Its not close as the value differs almost 3 dollars.

**Now the next step would be to use Walk-forward validation to make the prediction more correct**

#### Walk-forward Validation
- In timeseries, as we make one step forward prediction, in our case one day prediciton, we will predict the first record in the test dataset first
- After predicting the first row of test dataset, we add real observation from the test dataset to the train dataset, refit the model and predict the next one in the test dataset.
- RMSE metric from scikit-learn is used for evaluation

In [19]:
# lets create a function for the above prediction to predict one sample at a time
def xgb_predict(train, val):
    train = np.array(train)
    X_train, y_train = train[:, :-1], train[:, -1]
    model = XGBRegressor(n_estimators=1000, n_jobs=1)
    model.fit(X_train, y_train)

    val = np.array(val).reshape(1, -1)
    pred = model.predict(val)
    return pred[0]

In [20]:
# now, lets create a function for walk-forward validation
def validate(dataset, perc):
    predictions = []
    train, test = train_test_split(dataset, perc)
    history = [x for x in train]

    for i in range(len(test)):
        X_test, y_test = test[i, :-1], test[i, -1]

        pred = xgb_predict(history, X_test[0])
        predictions.append(pred)
        history.append(test[i])

    error = mean_squared_error(test[:, -1], predictions, squared=False)

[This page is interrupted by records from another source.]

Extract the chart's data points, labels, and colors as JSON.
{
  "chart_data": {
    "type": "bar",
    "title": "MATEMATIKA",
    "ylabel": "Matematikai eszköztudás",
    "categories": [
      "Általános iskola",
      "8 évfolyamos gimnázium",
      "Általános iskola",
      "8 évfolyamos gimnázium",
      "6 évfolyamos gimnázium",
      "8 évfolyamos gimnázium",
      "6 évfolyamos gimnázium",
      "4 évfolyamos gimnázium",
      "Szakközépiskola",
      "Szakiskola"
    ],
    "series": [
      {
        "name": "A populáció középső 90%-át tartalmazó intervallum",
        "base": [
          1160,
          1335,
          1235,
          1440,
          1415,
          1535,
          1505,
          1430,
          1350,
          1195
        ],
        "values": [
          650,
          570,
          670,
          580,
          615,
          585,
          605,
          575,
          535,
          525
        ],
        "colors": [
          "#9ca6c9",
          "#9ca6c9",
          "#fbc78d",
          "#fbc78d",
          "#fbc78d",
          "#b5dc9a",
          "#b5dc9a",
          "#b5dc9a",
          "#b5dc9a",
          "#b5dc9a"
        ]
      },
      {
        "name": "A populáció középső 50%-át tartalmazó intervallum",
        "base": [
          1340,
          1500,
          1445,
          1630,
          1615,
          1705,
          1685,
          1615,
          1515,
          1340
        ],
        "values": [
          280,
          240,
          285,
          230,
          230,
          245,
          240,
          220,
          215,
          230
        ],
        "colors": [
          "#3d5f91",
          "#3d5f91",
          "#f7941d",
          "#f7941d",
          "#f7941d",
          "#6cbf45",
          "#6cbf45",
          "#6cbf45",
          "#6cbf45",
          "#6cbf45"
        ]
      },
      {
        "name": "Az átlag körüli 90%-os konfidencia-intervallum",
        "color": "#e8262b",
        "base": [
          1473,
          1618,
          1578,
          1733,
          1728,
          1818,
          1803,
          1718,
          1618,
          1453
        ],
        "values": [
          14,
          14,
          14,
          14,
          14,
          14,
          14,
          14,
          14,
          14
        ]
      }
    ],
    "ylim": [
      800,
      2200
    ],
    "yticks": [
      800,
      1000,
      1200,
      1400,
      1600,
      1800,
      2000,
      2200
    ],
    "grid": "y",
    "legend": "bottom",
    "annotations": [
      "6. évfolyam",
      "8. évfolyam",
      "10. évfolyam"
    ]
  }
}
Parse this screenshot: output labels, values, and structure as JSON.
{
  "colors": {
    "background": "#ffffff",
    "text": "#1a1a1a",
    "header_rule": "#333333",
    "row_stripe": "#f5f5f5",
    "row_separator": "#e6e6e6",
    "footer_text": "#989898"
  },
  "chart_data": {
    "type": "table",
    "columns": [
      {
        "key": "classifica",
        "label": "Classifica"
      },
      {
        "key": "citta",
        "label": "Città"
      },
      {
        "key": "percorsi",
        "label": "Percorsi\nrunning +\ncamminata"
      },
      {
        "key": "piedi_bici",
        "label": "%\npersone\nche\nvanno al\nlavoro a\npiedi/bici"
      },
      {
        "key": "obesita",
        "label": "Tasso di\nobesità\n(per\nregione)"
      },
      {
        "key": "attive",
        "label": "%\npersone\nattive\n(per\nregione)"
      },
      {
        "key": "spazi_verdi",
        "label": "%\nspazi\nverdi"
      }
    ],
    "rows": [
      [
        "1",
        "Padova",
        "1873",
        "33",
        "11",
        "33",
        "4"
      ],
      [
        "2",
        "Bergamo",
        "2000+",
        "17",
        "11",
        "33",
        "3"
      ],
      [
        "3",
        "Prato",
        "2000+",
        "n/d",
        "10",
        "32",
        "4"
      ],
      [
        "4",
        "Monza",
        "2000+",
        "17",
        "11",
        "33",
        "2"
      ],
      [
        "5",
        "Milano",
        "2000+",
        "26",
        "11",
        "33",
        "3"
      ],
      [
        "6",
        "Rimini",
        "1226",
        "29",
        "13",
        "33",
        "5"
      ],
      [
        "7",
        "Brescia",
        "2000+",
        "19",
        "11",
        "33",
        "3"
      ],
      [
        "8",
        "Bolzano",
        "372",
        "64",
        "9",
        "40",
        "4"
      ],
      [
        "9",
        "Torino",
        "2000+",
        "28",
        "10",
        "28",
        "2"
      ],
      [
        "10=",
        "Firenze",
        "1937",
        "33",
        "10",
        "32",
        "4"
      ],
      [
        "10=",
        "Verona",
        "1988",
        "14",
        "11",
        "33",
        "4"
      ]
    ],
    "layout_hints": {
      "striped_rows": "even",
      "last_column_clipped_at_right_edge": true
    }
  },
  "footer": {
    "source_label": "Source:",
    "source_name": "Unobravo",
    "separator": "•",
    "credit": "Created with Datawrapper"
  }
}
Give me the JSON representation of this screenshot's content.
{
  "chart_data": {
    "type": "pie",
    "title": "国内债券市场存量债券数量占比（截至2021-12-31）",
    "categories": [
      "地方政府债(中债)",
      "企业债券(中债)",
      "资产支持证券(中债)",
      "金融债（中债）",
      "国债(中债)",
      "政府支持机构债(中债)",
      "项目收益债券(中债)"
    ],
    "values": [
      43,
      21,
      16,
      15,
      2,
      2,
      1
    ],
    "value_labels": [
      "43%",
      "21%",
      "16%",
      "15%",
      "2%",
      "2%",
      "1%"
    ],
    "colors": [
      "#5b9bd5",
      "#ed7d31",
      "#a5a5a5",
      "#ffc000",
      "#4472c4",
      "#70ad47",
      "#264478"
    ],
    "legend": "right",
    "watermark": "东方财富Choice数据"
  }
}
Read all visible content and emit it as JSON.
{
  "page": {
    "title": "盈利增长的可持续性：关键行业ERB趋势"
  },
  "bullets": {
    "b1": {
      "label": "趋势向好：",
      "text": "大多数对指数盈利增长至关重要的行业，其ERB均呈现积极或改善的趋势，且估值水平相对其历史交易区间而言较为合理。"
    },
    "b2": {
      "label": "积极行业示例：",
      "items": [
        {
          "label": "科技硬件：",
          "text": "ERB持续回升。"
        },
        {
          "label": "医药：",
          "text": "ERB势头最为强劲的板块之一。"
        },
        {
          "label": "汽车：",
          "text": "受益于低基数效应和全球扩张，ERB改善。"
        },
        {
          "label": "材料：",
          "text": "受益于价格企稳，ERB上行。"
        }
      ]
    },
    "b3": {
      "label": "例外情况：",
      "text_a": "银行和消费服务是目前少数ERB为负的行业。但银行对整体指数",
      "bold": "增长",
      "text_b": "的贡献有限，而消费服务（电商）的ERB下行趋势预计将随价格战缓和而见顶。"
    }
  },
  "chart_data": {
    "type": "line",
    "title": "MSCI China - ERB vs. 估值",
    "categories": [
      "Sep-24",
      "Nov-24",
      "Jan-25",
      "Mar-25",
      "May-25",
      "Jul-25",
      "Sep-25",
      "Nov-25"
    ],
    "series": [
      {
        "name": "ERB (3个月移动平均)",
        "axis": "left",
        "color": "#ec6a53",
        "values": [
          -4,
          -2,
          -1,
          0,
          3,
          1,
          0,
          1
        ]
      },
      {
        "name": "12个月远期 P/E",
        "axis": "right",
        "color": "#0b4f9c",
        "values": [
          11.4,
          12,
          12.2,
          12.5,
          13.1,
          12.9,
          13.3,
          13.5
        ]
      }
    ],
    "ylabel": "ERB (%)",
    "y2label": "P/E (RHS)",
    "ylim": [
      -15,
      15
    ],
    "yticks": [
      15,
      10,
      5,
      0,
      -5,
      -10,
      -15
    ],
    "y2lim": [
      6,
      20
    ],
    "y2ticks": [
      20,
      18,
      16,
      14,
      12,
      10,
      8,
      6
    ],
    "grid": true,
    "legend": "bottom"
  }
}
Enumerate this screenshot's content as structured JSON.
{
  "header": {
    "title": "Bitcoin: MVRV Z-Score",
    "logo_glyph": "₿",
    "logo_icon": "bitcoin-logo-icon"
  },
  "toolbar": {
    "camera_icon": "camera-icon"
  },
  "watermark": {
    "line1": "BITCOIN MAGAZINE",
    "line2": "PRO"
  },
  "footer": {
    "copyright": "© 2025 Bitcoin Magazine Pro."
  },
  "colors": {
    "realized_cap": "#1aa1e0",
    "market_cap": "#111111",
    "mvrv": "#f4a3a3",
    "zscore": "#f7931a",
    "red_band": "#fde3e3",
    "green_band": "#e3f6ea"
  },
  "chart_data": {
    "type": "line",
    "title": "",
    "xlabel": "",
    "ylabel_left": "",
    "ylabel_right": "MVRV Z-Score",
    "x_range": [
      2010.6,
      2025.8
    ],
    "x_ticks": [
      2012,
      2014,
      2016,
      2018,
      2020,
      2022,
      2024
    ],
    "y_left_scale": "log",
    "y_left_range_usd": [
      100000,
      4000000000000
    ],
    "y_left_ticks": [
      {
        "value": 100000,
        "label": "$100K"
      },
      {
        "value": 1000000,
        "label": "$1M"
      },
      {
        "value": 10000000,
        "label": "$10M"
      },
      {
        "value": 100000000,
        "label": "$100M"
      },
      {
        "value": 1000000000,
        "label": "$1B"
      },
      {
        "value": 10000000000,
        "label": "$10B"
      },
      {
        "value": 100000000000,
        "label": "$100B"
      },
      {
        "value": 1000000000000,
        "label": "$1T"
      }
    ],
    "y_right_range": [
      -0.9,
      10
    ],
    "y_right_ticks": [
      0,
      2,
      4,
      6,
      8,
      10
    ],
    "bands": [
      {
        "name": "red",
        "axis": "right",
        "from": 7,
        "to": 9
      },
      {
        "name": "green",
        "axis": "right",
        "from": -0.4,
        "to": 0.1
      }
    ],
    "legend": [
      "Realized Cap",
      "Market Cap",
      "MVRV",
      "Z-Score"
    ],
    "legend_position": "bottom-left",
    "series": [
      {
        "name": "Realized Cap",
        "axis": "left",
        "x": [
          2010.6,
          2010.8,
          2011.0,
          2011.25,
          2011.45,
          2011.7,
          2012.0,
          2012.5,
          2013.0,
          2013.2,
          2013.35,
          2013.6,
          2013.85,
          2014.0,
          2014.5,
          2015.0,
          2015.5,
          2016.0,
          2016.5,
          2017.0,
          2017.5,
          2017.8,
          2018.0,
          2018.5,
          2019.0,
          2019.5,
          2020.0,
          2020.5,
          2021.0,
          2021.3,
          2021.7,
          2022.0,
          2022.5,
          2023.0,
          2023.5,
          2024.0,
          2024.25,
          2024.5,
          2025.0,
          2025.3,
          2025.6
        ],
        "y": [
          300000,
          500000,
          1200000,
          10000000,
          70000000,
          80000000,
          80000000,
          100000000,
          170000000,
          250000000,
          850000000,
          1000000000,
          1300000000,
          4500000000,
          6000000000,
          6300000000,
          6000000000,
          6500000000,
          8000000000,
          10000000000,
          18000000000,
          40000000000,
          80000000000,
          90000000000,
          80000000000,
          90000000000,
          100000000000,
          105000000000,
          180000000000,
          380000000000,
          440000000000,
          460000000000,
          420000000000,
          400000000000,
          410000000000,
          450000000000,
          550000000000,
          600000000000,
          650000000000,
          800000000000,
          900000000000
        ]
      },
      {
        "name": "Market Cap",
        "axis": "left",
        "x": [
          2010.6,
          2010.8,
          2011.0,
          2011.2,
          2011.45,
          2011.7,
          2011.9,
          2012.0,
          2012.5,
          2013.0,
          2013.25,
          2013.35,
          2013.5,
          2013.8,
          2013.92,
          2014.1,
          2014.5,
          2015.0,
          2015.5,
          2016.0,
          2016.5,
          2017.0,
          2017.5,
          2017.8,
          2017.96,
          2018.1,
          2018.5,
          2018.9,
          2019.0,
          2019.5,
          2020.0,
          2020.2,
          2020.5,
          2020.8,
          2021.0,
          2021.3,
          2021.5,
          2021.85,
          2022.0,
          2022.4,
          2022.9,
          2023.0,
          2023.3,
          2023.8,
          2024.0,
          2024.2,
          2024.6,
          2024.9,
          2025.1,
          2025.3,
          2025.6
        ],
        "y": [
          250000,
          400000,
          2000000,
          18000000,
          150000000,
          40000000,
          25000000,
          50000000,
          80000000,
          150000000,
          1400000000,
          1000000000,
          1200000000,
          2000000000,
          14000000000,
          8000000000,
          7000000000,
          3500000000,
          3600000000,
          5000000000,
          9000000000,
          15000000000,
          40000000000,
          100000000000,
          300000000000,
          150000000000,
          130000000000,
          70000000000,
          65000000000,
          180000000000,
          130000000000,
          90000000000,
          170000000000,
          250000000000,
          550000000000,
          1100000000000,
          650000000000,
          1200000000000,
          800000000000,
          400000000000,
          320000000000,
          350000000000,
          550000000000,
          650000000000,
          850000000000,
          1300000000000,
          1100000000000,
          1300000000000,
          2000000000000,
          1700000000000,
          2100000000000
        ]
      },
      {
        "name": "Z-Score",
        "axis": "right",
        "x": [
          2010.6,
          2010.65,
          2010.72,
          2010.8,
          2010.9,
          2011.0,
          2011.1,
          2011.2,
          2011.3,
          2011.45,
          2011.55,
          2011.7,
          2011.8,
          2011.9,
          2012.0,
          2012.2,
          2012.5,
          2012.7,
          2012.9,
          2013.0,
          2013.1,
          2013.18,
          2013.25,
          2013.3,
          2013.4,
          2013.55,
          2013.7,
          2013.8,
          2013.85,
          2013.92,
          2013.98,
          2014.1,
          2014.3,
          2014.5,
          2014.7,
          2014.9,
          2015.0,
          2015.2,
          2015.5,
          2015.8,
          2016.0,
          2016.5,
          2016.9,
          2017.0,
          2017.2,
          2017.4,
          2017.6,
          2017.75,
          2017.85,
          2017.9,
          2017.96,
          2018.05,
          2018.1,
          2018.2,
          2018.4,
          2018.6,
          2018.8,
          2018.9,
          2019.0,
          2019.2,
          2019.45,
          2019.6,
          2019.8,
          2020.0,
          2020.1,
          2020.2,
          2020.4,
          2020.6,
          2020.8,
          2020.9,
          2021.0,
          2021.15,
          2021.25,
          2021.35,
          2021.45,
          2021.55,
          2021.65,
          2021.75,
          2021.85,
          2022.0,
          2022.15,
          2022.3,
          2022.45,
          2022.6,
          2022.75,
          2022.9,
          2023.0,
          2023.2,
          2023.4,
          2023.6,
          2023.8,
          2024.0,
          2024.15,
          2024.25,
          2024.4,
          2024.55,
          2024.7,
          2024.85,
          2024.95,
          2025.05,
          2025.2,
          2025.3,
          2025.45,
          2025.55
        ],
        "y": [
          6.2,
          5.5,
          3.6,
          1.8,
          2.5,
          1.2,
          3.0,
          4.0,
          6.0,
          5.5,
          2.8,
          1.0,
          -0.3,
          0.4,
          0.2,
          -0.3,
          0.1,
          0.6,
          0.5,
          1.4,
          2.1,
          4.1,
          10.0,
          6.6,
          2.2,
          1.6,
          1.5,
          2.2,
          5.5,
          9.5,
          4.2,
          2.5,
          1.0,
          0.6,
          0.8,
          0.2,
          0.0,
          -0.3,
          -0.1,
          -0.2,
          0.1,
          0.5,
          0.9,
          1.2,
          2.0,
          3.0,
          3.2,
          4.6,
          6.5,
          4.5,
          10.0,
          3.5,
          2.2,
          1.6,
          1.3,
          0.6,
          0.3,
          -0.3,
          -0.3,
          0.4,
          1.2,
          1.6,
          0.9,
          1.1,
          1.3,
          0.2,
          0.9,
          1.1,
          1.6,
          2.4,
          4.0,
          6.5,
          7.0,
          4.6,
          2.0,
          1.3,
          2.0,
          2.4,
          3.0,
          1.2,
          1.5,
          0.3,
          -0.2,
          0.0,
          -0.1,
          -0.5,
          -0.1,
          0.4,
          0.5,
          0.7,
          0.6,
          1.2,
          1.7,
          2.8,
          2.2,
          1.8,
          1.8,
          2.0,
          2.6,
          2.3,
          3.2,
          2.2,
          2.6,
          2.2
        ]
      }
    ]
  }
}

    return error, test[:, -1], predictions

In [21]:
%%time
rmse, y, pred = validate(df, 0.2)

CPU times: user 2min 37s, sys: 0 ns, total: 2min 37s
Wall time: 2min 37s


In [22]:
rmse

5.755341290843571

In [23]:
y

array([165.14, 165.51, 173.7 , 171.88, 177.04, 178.6 , 175.06, 167.82,
       173.52, 171.42, 174.55, 174.05, 169.81, 177.43, 179.21, 174.57,
       178.84, 180.76, 182.54, 183.6 , 184.68, 186.74, 182.51, 179.75,
       180.53, 183.16, 184.91, 183.63, 185.66, 183.43, 183.51, 181.57,
       181.81, 181.4 , 183.25, 182.83, 184.91, 185.36, 182.92, 187.2 ,
       188.36, 189.8 , 196.84, 186.27, 187.74, 188.94, 193.57, 194.24,
       196.32, 195.15, 200.57, 201.91, 197.84, 200.34, 196.33, 198.44,
       203.51, 204.7 , 206.26, 210.7 , 208.25, 212.83, 214.32, 213.67,
       207.07, 208.35, 208.04, 203.92, 202.88, 211.6 , 208.75, 211.75,
       202.54, 201.3 , 203.85, 202.02, 204.06, 203.9 , 205.01, 216.54,
       213.29, 212.94, 216.35, 212.48, 208.25, 203.38, 209.19, 208.7 ,
       208.9 , 210.28, 211.49, 209.7 , 214.58, 213.02, 213.69, 216.47,
       221.15, 226.58, 228.91, 225.53, 227.27, 231.65, 217.3 , 214.25,
       202.66, 211.29, 205.37, 204.03, 205.41, 208.78, 205.05, 202.91,
      

In [27]:
# lets print as array to make the list not go long in notebook
np.array(pred)

array([162.29034, 165.13068, 168.02562, 180.11336, 170.21933, 170.8971 ,
       170.89839, 180.10664, 172.76816, 171.87741, 177.02258, 180.10957,
       180.10559, 158.18912, 178.5929 , 175.05698, 174.04736, 175.05089,
       179.90991, 183.89334, 183.89748, 183.71375, 187.27536, 183.5983 ,
       183.62088, 182.53027, 184.67363, 183.71602, 183.8991 , 187.22154,
       184.6882 , 183.5247 , 182.53796, 181.80783, 181.80844, 184.89937,
       183.60004, 183.6379 , 187.22168, 184.90533, 187.26846, 184.44022,
       184.44356, 196.8357 , 182.5174 , 184.43224, 184.44499, 186.27078,
       194.24089, 186.27464, 196.31168, 186.27466, 201.905  , 186.27919,
       201.90355, 195.15099, 200.33235, 197.84314, 204.69504, 206.25691,
       210.69498, 210.69467, 208.2522 , 214.31546, 213.67407, 210.69902,
       212.82364, 212.82166, 204.69786, 204.68613, 208.25047, 208.04907,
       208.74904, 211.5864 , 197.85661, 202.89143, 197.85518, 202.8797 ,
       202.88177, 206.26154, 213.66449, 207.08072, 

#### Conclusion
- The `rmse` value is not that bad but we can improve if needed by using better models.
- I just predicted the model with using `close price`but in real scenario, people generally use all other columns shown in the dataset and also other sources that can add value to the model as stock market is complex and needs many useful considerations.
- In real life scenario, this model is not suitable for for testing, it gives a overall idea how to do timeseries forecasting using XGBoost.